An event that can be accepted (calling the QEvent::accept() method to accept an event) or ignored (calling the QEvent::ignore() method to ignore an event). Accepted events will not be delivered to other objects; ignored events will be delivered to other objects that may care about the event until an object handles it or all objects say they don't care about it.

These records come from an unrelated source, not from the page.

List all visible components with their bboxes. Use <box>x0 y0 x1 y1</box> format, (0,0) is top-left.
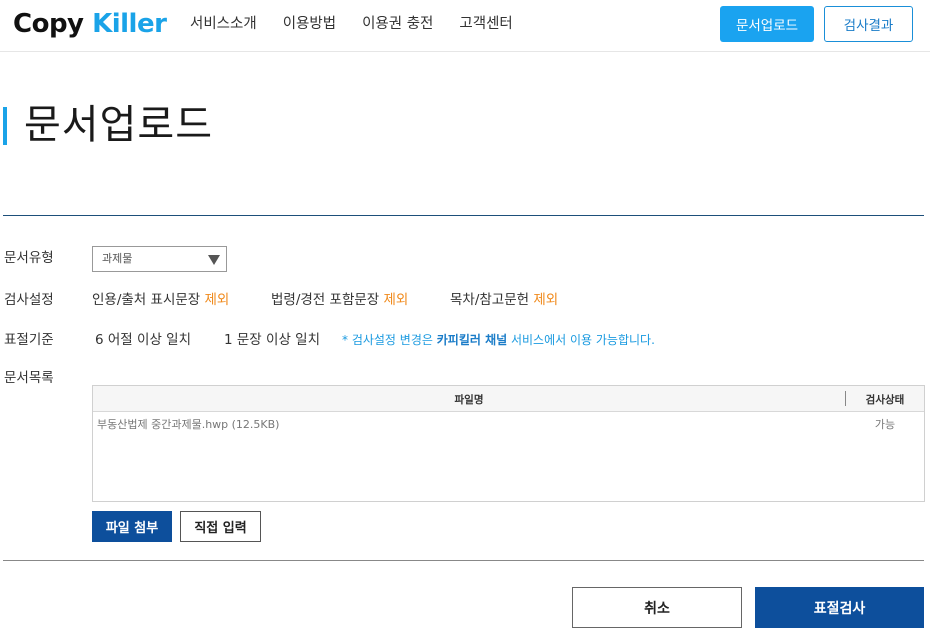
document-upload-button[interactable]: 문서업로드 <box>720 6 814 42</box>
logo-text-copy: Copy <box>13 9 84 39</box>
nav-ticket-charge[interactable]: 이용권 충전 <box>362 15 433 33</box>
criteria-phrase: 6 어절 이상 일치 <box>95 331 191 349</box>
setting-law[interactable]: 법령/경전 포함문장 제외 <box>271 291 408 309</box>
criteria-label: 표절기준 <box>4 332 54 348</box>
criteria-sentence: 1 문장 이상 일치 <box>224 331 320 349</box>
nav-customer-center[interactable]: 고객센터 <box>459 15 512 33</box>
title-accent-bar <box>3 107 7 145</box>
setting-law-name: 법령/경전 포함문장 <box>271 292 380 308</box>
note-channel-link: 카피킬러 채널 <box>436 333 508 347</box>
setting-citation-name: 인용/출처 표시문장 <box>92 292 201 308</box>
table-row[interactable]: 부동산법제 중간과제물.hwp (12.5KB) 가능 <box>93 413 924 435</box>
doc-type-selected-value: 과제물 <box>102 252 133 265</box>
criteria-phrase-text: 어절 이상 일치 <box>107 332 191 348</box>
dropdown-arrow-icon <box>208 255 220 265</box>
setting-citation[interactable]: 인용/출처 표시문장 제외 <box>92 291 229 309</box>
note-prefix: * 검사설정 변경은 <box>342 333 437 347</box>
criteria-sentence-text: 문장 이상 일치 <box>236 332 320 348</box>
file-table-header: 파일명 검사상태 <box>93 386 924 412</box>
criteria-note: * 검사설정 변경은 카피킬러 채널 서비스에서 이용 가능합니다. <box>342 332 655 348</box>
logo-text-killer: Killer <box>92 9 167 39</box>
file-list-table: 파일명 검사상태 부동산법제 중간과제물.hwp (12.5KB) 가능 <box>92 385 925 502</box>
note-suffix: 서비스에서 이용 가능합니다. <box>507 333 655 347</box>
setting-citation-state: 제외 <box>204 292 230 308</box>
column-header-status: 검사상태 <box>865 394 905 406</box>
top-header: Copy Killer 서비스소개 이용방법 이용권 충전 고객센터 문서업로드… <box>0 0 930 52</box>
direct-input-button[interactable]: 직접 입력 <box>180 511 261 542</box>
copykiller-logo[interactable]: Copy Killer <box>13 8 167 40</box>
criteria-sentence-count: 1 <box>224 332 233 348</box>
bottom-divider <box>3 560 924 561</box>
page-title: 문서업로드 <box>24 102 213 148</box>
main-nav: 서비스소개 이용방법 이용권 충전 고객센터 <box>190 15 539 33</box>
setting-toc[interactable]: 목차/참고문헌 제외 <box>450 291 558 309</box>
title-divider <box>3 215 924 216</box>
doc-type-label: 문서유형 <box>4 250 54 266</box>
setting-toc-state: 제외 <box>533 292 559 308</box>
plagiarism-check-button[interactable]: 표절검사 <box>755 587 924 628</box>
column-header-filename: 파일명 <box>454 394 484 406</box>
attach-file-button[interactable]: 파일 첨부 <box>92 511 172 542</box>
file-name-cell: 부동산법제 중간과제물.hwp (12.5KB) <box>97 418 280 431</box>
setting-law-state: 제외 <box>383 292 409 308</box>
doc-type-select[interactable]: 과제물 <box>92 246 227 272</box>
nav-service-intro[interactable]: 서비스소개 <box>190 15 257 33</box>
file-list-label: 문서목록 <box>4 370 54 386</box>
check-settings-label: 검사설정 <box>4 292 54 308</box>
nav-how-to-use[interactable]: 이용방법 <box>283 15 336 33</box>
setting-toc-name: 목차/참고문헌 <box>450 292 530 308</box>
criteria-phrase-count: 6 <box>95 332 104 348</box>
cancel-button[interactable]: 취소 <box>572 587 742 628</box>
file-status-cell: 가능 <box>874 418 896 431</box>
check-result-button[interactable]: 검사결과 <box>824 6 913 42</box>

Here is an example of event delivery:
.h example:

#ifndef WIDGET_H
#define WIDGET_H

#include <QWidget>
#include <QPushButton>

class PushButton : public QPushButton
{
    Q_OBJECT

public:
    PushButton(QWidget *parent = nullptr);
    ~PushButton();

protected:
    virtual void mousePressEvent(QMouseEvent *event);
};

// -----------------------------------------------------------------------------------
class Widget : public QWidget
{
    Q_OBJECT

public:
    Widget(QWidget *parent = 0);
    ~Widget();

protected:
    virtual void mousePressEvent(QMouseEvent *event);

private:
    QPushButton *m_Button = nullptr;
};

#endif // WIDGET_H

.cpp example:

#include "widget.h"
#include <QVBoxLayout>
#include <QDebug>
#include <QMouseEvent>

PushButton::PushButton(QWidget *parent)
    :QPushButton(parent)
{
    this->setFixedSize(200, 200);
}

PushButton::~PushButton()
{

}

void PushButton::mousePressEvent(QMouseEvent *event)
{
    QPushButton::mousePressEvent(event);
    qDebug() << "MousePressed " << event->pos().x() << ", " << event->pos().y();
    event->ignore();
}

// -----------------------------------------------------------------------------------
Widget::Widget(QWidget *parent)
    : QWidget(parent)
{
    m_Button = new PushButton(this);
    m_Button->setText("OK");

    QVBoxLayout *layout = new QVBoxLayout(this);
    layout->addWidget(m_Button);

    QObject::connect(m_Button, &QPushButton::clicked, [=](void)->void{
       qDebug() << "PushButton Pressed!" ;
    });

    this->setGeometry(100, 100, 800, 600);
}

Widget::~Widget()
{

}

void Widget::mousePressEvent(QMouseEvent *event)
{
    int xPt = event->pos().x();
    int yPt = event->pos().y();
    qDebug() << "QWidget " << xPt << ", " << yPt;
    return QWidget::mousePressEvent(event);
}

The running result after clicking the button,
MousePressed 144 , 77
QWidget 157 , 277
PushButton Pressed!

QPushButton::mousePressEvent(event) will receive mouse events by default. After the button processes the MousePress event, the event->ignore() function is called and the event is ignored and passed down to the Widget class, and the Widget class handles the mousePress event.